– Что у нас новенького? – как бы невзначай спросил Габриэле. С этой привычной фразы обычно начинались все их разговоры.
Фульвио глубоко вздохнул. После явно избыточного эмоционального накала во время телефонного разговора теперь голос Габриэле звучал спокойно, так что можно было приступать к текущим темам.
– Ну, что я могу вам сказать? У синьоры Николаи на прошлой неделе снова был сердечный приступ средней тяжести, но ей уже лучше, и, вероятно, она скоро сможет выходить на улицу.

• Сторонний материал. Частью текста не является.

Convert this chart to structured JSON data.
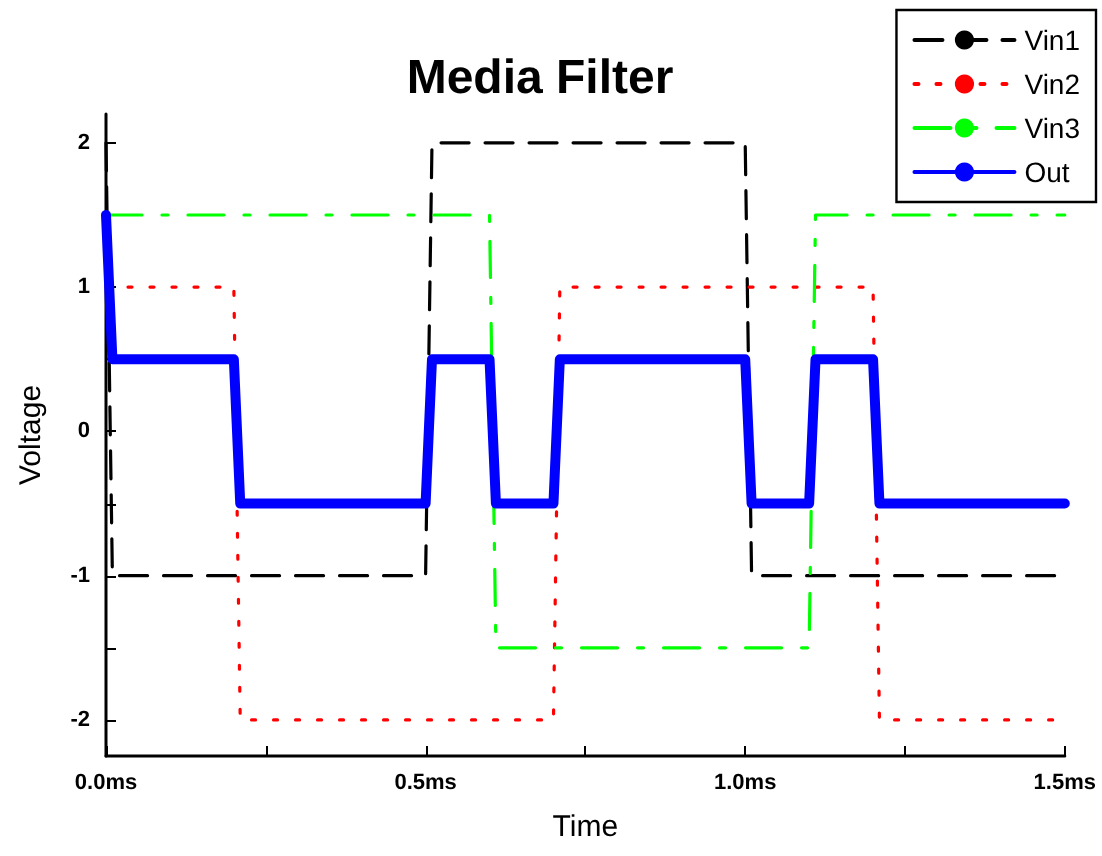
{
  "chart_data": {
    "type": "line",
    "title": "Media Filter",
    "xlabel": "Time",
    "ylabel": "Voltage",
    "xlim": [
      0,
      1.5
    ],
    "ylim": [
      -2.25,
      2.2
    ],
    "xticks": [
      {
        "value": 0,
        "label": "0.0ms"
      },
      {
        "value": 0.25,
        "label": null
      },
      {
        "value": 0.5,
        "label": "0.5ms"
      },
      {
        "value": 0.75,
        "label": null
      },
      {
        "value": 1.0,
        "label": "1.0ms"
      },
      {
        "value": 1.25,
        "label": null
      },
      {
        "value": 1.5,
        "label": "1.5ms"
      }
    ],
    "yticks": [
      -2,
      {
        "value": -1.5,
        "label": null
      },
      -1,
      {
        "value": -0.5,
        "label": null
      },
      0,
      {
        "value": 0.5,
        "label": null
      },
      1,
      {
        "value": 1.5,
        "label": null
      },
      2
    ],
    "grid": false,
    "legend": "top right",
    "marker": "none",
    "series": [
      {
        "name": "Vin1",
        "color": "#000000",
        "line_style": "dashed",
        "x": [
          0,
          0.01,
          0.5,
          0.51,
          1.0,
          1.01,
          1.5
        ],
        "values": [
          2,
          -1,
          -1,
          2,
          2,
          -1,
          -1
        ]
      },
      {
        "name": "Vin2",
        "color": "#ff0000",
        "line_style": "dotted",
        "x": [
          0,
          0.2,
          0.21,
          0.7,
          0.71,
          1.2,
          1.21,
          1.5
        ],
        "values": [
          1,
          1,
          -2,
          -2,
          1,
          1,
          -2,
          -2
        ]
      },
      {
        "name": "Vin3",
        "color": "#00ff00",
        "line_style": "dashdot",
        "x": [
          0,
          0.6,
          0.61,
          1.1,
          1.11,
          1.5
        ],
        "values": [
          1.5,
          1.5,
          -1.5,
          -1.5,
          1.5,
          1.5
        ]
      },
      {
        "name": "Out",
        "color": "#0000ff",
        "line_style": "solid",
        "x": [
          0,
          0.01,
          0.2,
          0.21,
          0.5,
          0.51,
          0.6,
          0.61,
          0.7,
          0.71,
          1.0,
          1.01,
          1.1,
          1.11,
          1.2,
          1.21,
          1.5
        ],
        "values": [
          1.5,
          0.5,
          0.5,
          -0.5,
          -0.5,
          0.5,
          0.5,
          -0.5,
          -0.5,
          0.5,
          0.5,
          -0.5,
          -0.5,
          0.5,
          0.5,
          -0.5,
          -0.5
        ]
      }
    ]
  }
}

У Пасуино и Индовины все как обычно, а семейство Гамбетта продолжает спорить, кто что получит по завещанию их дядюшки. Но уверяю вас, доктор, какая-нибудь квартира в этом доме рано или поздно освободится.
– Только, наверное, не при моей жизни.
– Эхе-хе!
Они спустились по ступенькам и вдоль узкого коридора дошли до похожего на пещеру помещения, забитого какими-то конструкциями. Они смутно вырисовывались в мутной сыворотке света, проникавшего сквозь зарешеченные окна, расположенные на уровне тротуара. Выбрав ключ из связки, Фульвио отпер дверь в дальней стене, включил слабый свет, и они вошли в следующую пещеру, размером и формой похожую на предыдущую, с той разницей, что здесь стоял густой угольный дух. Пол у них под ногами заскрипел, когда они направились к угловой лестнице, ведущей обратно, наверх.
На полпути погас свет. Невыносимое воспоминание о воплях, мольбах и проклятиях резануло Габриэле. «Случись это с тобой, ты бы тоже так кричал», – подумал он тогда. Это было самое чудовищное: то, как они низвели Леонардо – «юного священника», как в шутку окрестил его Несторе из-за явно недостаточного интереса к женщинам, – до самого низменного, животного состояния. Человека можно уничтожить еще до его физической смерти, и он, Габриэле, был сообщником такого уничтожения, равно как и прямого убийства. От ужаса этих воспоминаний не было никакого спасения – только забвение. Но и забвение больше не было ему дано, поскольку остальные участники, видимо, ничего не забыли.
– Доктор?
Многократное эхо придало голосу Фульвио властность, но единственным ответом ему было свистящее дыхание, напомнившее привратнику звук мехов, которые использовали для продува печи, когда он работал подмастерьем в литейном цехе. Он пошарил в кармане, извлек зажигалку и щелкнул ею.
– Доктор?
Усилием воли Габриэле взял себя в руки. Вопли стихли, омерзительные подробности померкли в памяти, голые скальные стены вновь оделись кирпичной кладкой.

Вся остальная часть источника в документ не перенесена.